Lu Chih-houng (陸志鴻 (Lù Zhìhóng, Lu Chih-hung); 1897–1973), courtesy name Youhai (筱海), was a Chinese/Taiwanese educator, metallographist, materials scientist and engineer.

==Biography==
Lu was born into a prominent family in Jiaxing, Zhejiang, Qing dynasty. His family were descendants of Tang dynasty Chancellor Lu Zhi. His father was former President of Zhejiang Provincial Library (浙江省立圖書館).

Lu graduated from Tokyo Imperial University (currently the University of Tokyo) ranked first in his engineering class. Lu and went back to China after graduation in 1924, and joined the faculty of Nanjing Engineering College (root of current Southeast University). In 1927, Lu became a professor of civil engineering of the original National Central University (now called Nanjing University). Lu was the dean of engineering faculty of the National Central University.

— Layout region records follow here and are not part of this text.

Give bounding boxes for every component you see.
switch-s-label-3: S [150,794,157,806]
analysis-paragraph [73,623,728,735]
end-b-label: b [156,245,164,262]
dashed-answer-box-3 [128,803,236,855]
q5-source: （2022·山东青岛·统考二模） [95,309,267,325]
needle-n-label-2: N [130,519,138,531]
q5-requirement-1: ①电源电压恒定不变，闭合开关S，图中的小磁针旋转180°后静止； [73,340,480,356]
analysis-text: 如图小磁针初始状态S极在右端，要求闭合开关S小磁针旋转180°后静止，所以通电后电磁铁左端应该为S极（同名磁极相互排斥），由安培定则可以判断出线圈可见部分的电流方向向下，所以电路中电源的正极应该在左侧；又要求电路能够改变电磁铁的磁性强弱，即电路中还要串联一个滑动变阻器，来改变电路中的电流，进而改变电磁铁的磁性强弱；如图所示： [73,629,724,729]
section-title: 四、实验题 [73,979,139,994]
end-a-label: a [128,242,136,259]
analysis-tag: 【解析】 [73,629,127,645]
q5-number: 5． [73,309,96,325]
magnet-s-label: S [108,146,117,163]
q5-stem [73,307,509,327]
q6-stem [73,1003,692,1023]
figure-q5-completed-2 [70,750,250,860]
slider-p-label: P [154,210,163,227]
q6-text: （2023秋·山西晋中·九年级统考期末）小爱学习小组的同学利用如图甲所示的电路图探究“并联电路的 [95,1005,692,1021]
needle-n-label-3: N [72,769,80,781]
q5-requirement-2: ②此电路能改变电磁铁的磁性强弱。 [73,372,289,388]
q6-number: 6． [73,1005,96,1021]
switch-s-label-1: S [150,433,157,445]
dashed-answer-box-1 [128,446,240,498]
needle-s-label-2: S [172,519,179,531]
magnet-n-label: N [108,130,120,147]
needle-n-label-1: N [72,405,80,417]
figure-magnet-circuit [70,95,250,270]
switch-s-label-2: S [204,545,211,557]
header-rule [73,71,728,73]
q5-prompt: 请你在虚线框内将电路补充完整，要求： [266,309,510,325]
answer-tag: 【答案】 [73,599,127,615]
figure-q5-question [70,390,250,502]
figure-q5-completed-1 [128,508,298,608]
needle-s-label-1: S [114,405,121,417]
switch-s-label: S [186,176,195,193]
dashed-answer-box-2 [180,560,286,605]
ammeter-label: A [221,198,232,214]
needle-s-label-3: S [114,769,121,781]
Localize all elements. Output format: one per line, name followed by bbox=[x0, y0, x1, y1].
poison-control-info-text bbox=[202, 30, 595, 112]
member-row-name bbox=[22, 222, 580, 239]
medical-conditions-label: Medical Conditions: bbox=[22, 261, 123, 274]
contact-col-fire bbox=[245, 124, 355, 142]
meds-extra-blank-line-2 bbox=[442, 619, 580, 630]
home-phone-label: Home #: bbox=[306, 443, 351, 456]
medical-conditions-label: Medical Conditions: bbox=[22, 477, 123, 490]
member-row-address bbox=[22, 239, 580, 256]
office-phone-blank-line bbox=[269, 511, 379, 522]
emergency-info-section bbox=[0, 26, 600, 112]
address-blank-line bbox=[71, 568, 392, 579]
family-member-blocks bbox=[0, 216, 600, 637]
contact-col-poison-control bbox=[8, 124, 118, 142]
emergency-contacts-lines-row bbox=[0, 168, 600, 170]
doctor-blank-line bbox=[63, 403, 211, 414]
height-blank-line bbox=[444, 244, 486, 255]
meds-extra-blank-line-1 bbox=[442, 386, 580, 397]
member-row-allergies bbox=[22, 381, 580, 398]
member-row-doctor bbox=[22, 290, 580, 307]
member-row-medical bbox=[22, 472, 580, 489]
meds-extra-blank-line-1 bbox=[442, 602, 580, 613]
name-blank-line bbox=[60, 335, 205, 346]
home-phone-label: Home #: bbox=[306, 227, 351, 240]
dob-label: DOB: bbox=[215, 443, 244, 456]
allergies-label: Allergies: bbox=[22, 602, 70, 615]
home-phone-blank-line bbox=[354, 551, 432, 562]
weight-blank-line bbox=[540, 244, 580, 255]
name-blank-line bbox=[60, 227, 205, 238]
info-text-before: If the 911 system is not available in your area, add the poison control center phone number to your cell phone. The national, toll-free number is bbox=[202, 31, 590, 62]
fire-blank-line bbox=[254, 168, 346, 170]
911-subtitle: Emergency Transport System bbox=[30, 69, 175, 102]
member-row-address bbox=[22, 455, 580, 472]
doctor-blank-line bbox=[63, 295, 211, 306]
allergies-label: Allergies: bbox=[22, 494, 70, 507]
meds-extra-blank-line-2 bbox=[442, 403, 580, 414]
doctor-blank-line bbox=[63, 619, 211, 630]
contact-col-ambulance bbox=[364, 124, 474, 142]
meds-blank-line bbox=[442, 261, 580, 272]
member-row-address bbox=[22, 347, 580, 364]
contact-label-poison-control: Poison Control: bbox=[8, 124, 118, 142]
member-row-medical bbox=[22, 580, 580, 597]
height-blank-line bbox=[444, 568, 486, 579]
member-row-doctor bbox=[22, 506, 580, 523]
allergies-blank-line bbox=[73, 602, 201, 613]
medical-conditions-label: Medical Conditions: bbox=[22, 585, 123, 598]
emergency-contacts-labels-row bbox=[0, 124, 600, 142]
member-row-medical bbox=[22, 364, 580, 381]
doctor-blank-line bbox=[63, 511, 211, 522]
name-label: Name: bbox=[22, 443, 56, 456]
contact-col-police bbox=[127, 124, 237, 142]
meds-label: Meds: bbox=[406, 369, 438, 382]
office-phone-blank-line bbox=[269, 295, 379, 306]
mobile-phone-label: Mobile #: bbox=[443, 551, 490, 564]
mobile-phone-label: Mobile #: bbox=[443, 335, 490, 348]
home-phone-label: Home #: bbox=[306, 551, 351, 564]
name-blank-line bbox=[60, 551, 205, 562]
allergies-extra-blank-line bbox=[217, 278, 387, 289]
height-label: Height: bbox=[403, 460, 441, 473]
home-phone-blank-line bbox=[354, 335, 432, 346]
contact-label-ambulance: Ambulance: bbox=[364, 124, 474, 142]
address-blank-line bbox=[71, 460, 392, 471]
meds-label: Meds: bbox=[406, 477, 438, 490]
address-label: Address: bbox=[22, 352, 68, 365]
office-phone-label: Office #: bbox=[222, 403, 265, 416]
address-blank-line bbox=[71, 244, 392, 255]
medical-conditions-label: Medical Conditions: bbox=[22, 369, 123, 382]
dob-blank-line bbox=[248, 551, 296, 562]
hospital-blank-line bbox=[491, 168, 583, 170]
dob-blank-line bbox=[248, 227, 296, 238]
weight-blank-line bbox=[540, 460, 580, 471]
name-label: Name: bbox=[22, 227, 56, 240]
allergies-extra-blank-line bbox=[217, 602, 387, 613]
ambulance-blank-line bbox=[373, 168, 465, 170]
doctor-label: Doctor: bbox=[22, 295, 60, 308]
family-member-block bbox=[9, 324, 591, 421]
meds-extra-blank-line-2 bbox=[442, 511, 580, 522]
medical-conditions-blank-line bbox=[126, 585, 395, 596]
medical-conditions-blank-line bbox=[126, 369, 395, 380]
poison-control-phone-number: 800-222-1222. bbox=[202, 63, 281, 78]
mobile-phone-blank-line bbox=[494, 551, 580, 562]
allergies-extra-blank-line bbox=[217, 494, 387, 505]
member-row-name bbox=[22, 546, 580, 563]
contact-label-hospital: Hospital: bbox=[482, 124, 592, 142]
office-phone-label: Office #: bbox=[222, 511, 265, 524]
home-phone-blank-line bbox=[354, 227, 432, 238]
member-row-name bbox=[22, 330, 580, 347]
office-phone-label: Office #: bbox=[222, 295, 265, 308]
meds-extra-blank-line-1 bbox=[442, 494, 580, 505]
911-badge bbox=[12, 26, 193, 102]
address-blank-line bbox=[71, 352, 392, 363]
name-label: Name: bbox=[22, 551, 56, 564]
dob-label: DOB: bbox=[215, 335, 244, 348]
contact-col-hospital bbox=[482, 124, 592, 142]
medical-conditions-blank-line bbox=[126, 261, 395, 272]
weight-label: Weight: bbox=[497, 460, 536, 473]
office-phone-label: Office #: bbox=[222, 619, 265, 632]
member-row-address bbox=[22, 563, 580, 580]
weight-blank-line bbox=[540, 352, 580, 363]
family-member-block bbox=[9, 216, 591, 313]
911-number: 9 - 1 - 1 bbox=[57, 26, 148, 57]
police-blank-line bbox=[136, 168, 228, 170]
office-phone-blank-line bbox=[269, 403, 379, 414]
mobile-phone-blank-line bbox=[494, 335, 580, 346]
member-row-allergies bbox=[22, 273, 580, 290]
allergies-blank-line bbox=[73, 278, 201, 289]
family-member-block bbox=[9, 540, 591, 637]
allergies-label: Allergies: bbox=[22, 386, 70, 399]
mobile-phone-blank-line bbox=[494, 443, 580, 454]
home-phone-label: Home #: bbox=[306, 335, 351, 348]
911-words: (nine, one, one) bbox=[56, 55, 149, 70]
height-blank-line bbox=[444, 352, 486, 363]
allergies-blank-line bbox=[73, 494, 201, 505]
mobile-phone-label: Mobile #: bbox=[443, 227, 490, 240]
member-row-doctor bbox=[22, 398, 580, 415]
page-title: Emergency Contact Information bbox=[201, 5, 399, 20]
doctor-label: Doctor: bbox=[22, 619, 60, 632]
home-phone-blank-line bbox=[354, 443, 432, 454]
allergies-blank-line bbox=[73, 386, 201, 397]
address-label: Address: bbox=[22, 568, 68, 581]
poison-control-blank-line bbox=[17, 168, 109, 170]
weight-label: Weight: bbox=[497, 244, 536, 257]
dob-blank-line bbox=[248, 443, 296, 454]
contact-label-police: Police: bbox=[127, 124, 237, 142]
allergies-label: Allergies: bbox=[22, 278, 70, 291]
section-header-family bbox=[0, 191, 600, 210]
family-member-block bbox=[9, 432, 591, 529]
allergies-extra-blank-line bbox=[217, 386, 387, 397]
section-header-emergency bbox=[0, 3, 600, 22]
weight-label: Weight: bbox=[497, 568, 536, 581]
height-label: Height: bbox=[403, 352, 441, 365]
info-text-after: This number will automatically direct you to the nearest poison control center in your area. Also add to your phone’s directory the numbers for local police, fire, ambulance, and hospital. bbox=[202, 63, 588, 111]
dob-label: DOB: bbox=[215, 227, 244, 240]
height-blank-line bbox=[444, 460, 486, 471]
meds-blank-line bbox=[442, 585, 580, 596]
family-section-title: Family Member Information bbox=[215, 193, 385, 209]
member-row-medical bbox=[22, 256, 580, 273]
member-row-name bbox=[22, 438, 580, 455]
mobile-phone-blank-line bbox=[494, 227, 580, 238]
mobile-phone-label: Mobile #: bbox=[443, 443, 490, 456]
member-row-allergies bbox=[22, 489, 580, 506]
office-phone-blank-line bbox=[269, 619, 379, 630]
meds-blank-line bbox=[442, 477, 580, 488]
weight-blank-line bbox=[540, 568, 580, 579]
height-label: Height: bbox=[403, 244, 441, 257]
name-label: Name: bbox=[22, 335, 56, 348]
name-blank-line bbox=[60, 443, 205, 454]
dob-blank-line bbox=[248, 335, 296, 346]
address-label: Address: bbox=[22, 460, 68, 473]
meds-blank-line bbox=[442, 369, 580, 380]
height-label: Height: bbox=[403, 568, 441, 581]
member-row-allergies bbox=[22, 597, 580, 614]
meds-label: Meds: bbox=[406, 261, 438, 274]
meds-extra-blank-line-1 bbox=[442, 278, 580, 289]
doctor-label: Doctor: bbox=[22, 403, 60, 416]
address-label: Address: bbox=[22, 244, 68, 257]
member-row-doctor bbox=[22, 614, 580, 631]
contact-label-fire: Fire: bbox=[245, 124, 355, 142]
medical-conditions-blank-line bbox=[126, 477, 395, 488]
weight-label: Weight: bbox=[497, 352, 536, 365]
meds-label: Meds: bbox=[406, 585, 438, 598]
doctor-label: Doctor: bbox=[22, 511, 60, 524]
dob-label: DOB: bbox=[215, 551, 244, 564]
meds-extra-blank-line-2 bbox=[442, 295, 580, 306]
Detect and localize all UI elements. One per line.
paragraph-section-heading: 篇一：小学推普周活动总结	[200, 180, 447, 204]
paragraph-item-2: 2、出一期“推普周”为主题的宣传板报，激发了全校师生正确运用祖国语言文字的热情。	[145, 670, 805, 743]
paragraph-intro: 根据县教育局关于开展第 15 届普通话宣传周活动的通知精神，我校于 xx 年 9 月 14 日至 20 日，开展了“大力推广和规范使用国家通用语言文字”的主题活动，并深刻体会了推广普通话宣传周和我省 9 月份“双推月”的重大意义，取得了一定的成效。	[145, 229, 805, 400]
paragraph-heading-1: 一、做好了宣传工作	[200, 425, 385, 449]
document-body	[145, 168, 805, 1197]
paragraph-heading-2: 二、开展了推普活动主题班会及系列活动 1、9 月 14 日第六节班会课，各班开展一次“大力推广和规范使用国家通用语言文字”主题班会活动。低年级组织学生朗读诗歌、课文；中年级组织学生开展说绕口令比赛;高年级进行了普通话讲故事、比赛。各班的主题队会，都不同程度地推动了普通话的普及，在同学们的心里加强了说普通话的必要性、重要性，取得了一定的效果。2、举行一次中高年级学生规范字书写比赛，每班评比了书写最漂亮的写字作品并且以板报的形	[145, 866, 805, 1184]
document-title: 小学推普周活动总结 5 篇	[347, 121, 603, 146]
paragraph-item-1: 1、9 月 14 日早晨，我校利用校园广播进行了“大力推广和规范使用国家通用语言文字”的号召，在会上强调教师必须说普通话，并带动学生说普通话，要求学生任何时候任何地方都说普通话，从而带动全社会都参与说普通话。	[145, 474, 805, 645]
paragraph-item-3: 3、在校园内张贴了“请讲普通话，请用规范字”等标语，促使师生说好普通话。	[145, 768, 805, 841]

In 1945, Lu was sent to take-over the Taihoku Imperial University (now National Taiwan University) after the surrender of Japan at the end of World War II. In July 1946, Lu became the second President of the National Taiwan University (NTU), after Lo Tsung-lo.

Lu led the manufacture of first 99.9999999%-pure semiconductor germanium in Taiwan, helping build a solid foundation for later successful semiconductor industries of Taiwan. Lu died in Taipei on May 4, 1973. A hall in the NTU is named after him, nearby there's a bronze statue built in his honour.